Ian Goodfellow (OpenAI) and Richard Mallah (FLI), in conversation: podcast between Ian and Richard, in which they talk about some of the big AI breakthroughs that happened in 2016, and look ahead to some of the things that may define 2017 (machine learning security! Further development of neural translation systems! Work on OpenAI Universe!, etc).

Inverse autoregressive flow 2.0: Durk Kingma et al have posted a substantial update to the paper: “Improving Variational Inference with Inverse Autoregressive Flow”.

Do fake galaxies dream of the GANs that created them? Ian Goodfellow interview for this article in Nature about how scientists are starting to use AI-generated images to create training datasets to teach computers to spot real galaxies.

Tech Tales:

[2023, a cybercafe in Ankara]

When you were young you studied ants, staring at their nests as they grew, spreading tendrils through the dirt, sometimes brushing their antenna against the perspex walls sandwiching their captured colony. But you liked them best outside – crawling from a crack in the steps by the garage and charting a path along the sidewalk, carrying blades of grass and pebbles into some other nest. Your house was full of the signs of ants; each blob of silicone gel and mortared over holes testifying some pitched battle.

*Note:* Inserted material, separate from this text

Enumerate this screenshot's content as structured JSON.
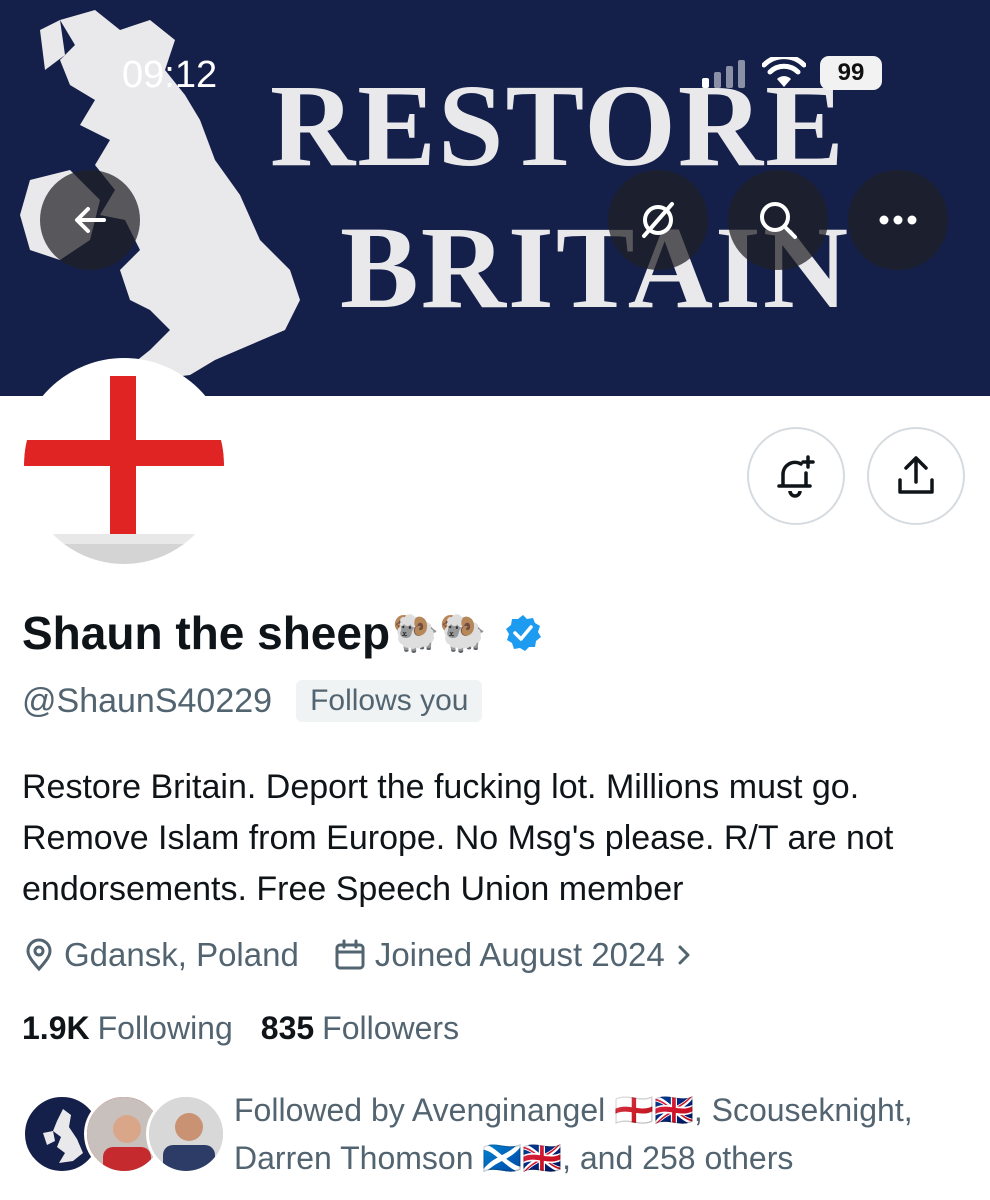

Modern spambots feel a lot like ants to you. After the first AI systems went online around 2018 the bots gained the ability to learn from the conversations with people they engaged on the internet. After this, their skills improved rapidly and their manners became more convincing.

Information started to flow between people and the bots, improving the AI’s ability to gain trust and effectively launder ideas, viruses, links, and eventually outright fraud. Spend a year arguing on the internet with someone and, stranger or no, there’s a good chance you’ll click on a link they post, seeing if it’s one of their nutty websites or something else to confirm your beliefs about them. And all your talking has taught them a lot about you.

The attacks mounted by the AIs destroyed the value of numerous publicly traded social companies. People changed their internet habits, becoming more cautious, better at security, more effective at uploading the sorts of words and images and videos to persuade people that they were real humans in the real world. And the AIs learned from this to.

So now you have to hunt them out, trace their paths and links to find the nests from which they emanate. Like the ants, you don’t get much insight from imprisoning them in display cases; synthetic social networks, where the AI bots are studied as they interact with your own simulated people bots. You feed data to their control systems and try to simulate the experience of the real internet, but soon your little model world goes out of sync with reality. It fails to keep up with those of its peers roaming wild, cut off from the links on the real internet where it gets its software updates – the few bits of code still pushed by humans.

So now you hunt these controllers through the internet and in real life, switching between VPNs and ethereal internet sites, and dusty internet cafes in the baltics and, now, Ankara. But recently you’ve been having trouble finding the humans, and you wonder if some of the swarms you are tracking have stopped taking orders from people. You’ll find out soon enough – there’s an election next year.